32GB is not enough storage and eMMC (rather than SSD) should be avoided if possible. While Microsoft has made some adjustments so that Windows 10 can actually do feature updates on drives this small you are still probably going to run into issues eventually. It's unfortunate that many budget machines still insist of shipping with this as the only option. Fortunately the cheap Chinese clone I bought had the ability to install a regular SSD and so a few bucks later I had a fast 120GB bootdrive and a 32GB D drive. I did however try the machine out with the original storage and my impressions were that eMMC is fast enough to not be a bother for everyday use, however it is a noticeable bottleneck when doing any updates or copying big media files. So ideally you want an SSD or the ability to add one, but a 64GB+ eMMC drive wouldn't be a complete dealbreaker.
The screen matters a lot. My cheap laptop has a 13" 1080p IPS screen. It's not the best IPS by a very long shot but it's bright and clear and that's what's important. Similarly my tablet (HP Stream 7) had an IPS display and it made a world of difference over similarly budget priced Android tablets with their faded TFT panels. A dull or difficult to see screen will severely hinder every moment that you are using the machine, it will always feel like a handicap. While personally I could never use one of those 1366x768 displays because of my need for information density I could see one working as long as it's a bright enough IPS.
Low end processors work but it's a mindfield as to which ones are up to the task and which ones aren't because the numbering often doesn't have anything to do with speed (so a higher numbered CPU may literally have half the performance).
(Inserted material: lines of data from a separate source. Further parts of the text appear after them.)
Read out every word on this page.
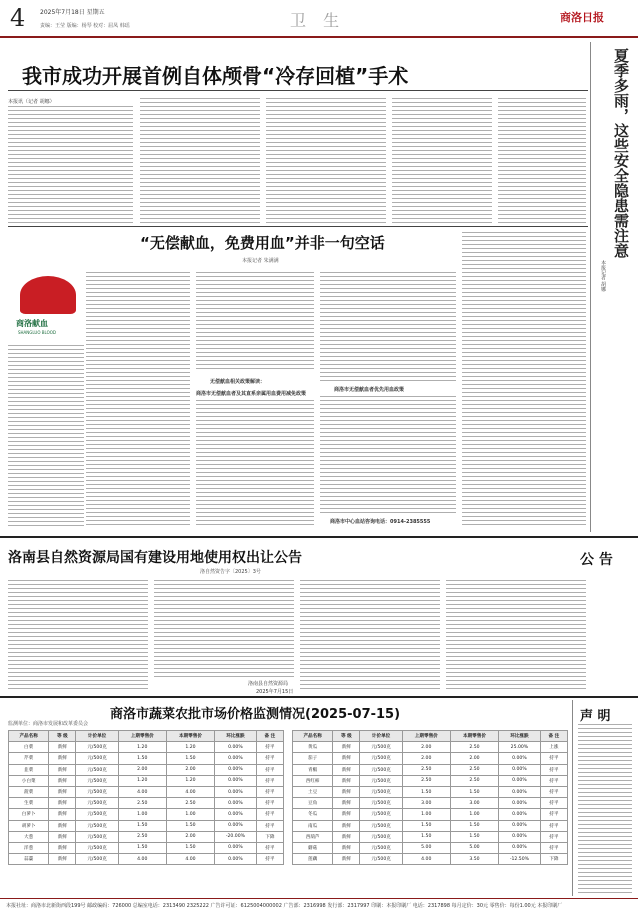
4 2025年7月18日 星期五
责编：王莹 版编：杨琴 校对：屈凤 韩瑶	卫 生	商洛日报
我市成功开展首例自体颅骨“冷存回植”手术
本报讯（记者 胡娜）
“无偿献血，免费用血”并非一句空话
本报记者 朱满满
商洛献血
SHANGLUO BLOOD
无偿献血相关政策解读：
商洛市无偿献血者及其直系亲属用血费用减免政策
商洛市无偿献血者优先用血政策
商洛市中心血站咨询电话：0914-2385555
夏季多雨，这些安全隐患需注意
本报记者 胡娜
洛南县自然资源局国有建设用地使用权出让公告	公 告
洛自然资告字〔2025〕3号
洛南县自然资源局
2025年7月15日
商洛市蔬菜农批市场价格监测情况(2025-07-15)
监测单位：商洛市发展和改革委员会	声 明
产品名称	等 级	计价单位	上期零售价	本期零售价	环比涨跌	备 注
白菜	新鲜	元/500克	1.20	1.20	0.00%	持平
芹菜	新鲜	元/500克	1.50	1.50	0.00%	持平
韭菜	新鲜	元/500克	2.00	2.00	0.00%	持平
小白菜	新鲜	元/500克	1.20	1.20	0.00%	持平
菠菜	新鲜	元/500克	4.00	4.00	0.00%	持平
生菜	新鲜	元/500克	2.50	2.50	0.00%	持平
白萝卜	新鲜	元/500克	1.00	1.00	0.00%	持平
胡萝卜	新鲜	元/500克	1.50	1.50	0.00%	持平
大葱	新鲜	元/500克	2.50	2.00	-20.00%	下降
洋葱	新鲜	元/500克	1.50	1.50	0.00%	持平
蒜薹	新鲜	元/500克	4.00	4.00	0.00%	持平
产品名称	等 级	计价单位	上期零售价	本期零售价	环比涨跌	备 注
黄瓜	新鲜	元/500克	2.00	2.50	25.00%	上涨
茄子	新鲜	元/500克	2.00	2.00	0.00%	持平
青椒	新鲜	元/500克	2.50	2.50	0.00%	持平
西红柿	新鲜	元/500克	2.50	2.50	0.00%	持平
土豆	新鲜	元/500克	1.50	1.50	0.00%	持平
豆角	新鲜	元/500克	3.00	3.00	0.00%	持平
冬瓜	新鲜	元/500克	1.00	1.00	0.00%	持平
南瓜	新鲜	元/500克	1.50	1.50	0.00%	持平
西葫芦	新鲜	元/500克	1.50	1.50	0.00%	持平
蘑菇	新鲜	元/500克	5.00	5.00	0.00%	持平
莲藕	新鲜	元/500克	4.00	3.50	-12.50%	下降
本报社址：商洛市北新街西段199号 邮政编码：726000 总编室电话：2313490 2325222 广告许可证：6125004000002 广告部：2316998 发行部：2317997 印刷：本报印刷厂 电话：2317898 每月定价：30元 零售价：每份1.00元 本报印刷厂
Two nearly identical CPUs that are common in low end laptops and that work well enough for basic tasks are the Celeron N3450 and Pentium N4200 (also anything in the N5xxx range is good but many N3xxx and N4xxx are very slow). They aren't especially fast which is noticeable when you first open a Youtube video and the list of recommendations at the side clearly lags in loading, but they are rarely too slow for basic tasks (they will top out at playing a single 1080p video, so 4K streaming is completely out). A nice advantage of these 6W processors is that they are so easy to run fanless that your SSD will be the only thing you ever feel warm up. Personally I'd avoid anything from AMD in the this space (unless it's Ryzen) since to my dissatisfaction they haven't made anything for the ultra budget laptop category since the A series and those are virtually all terrible.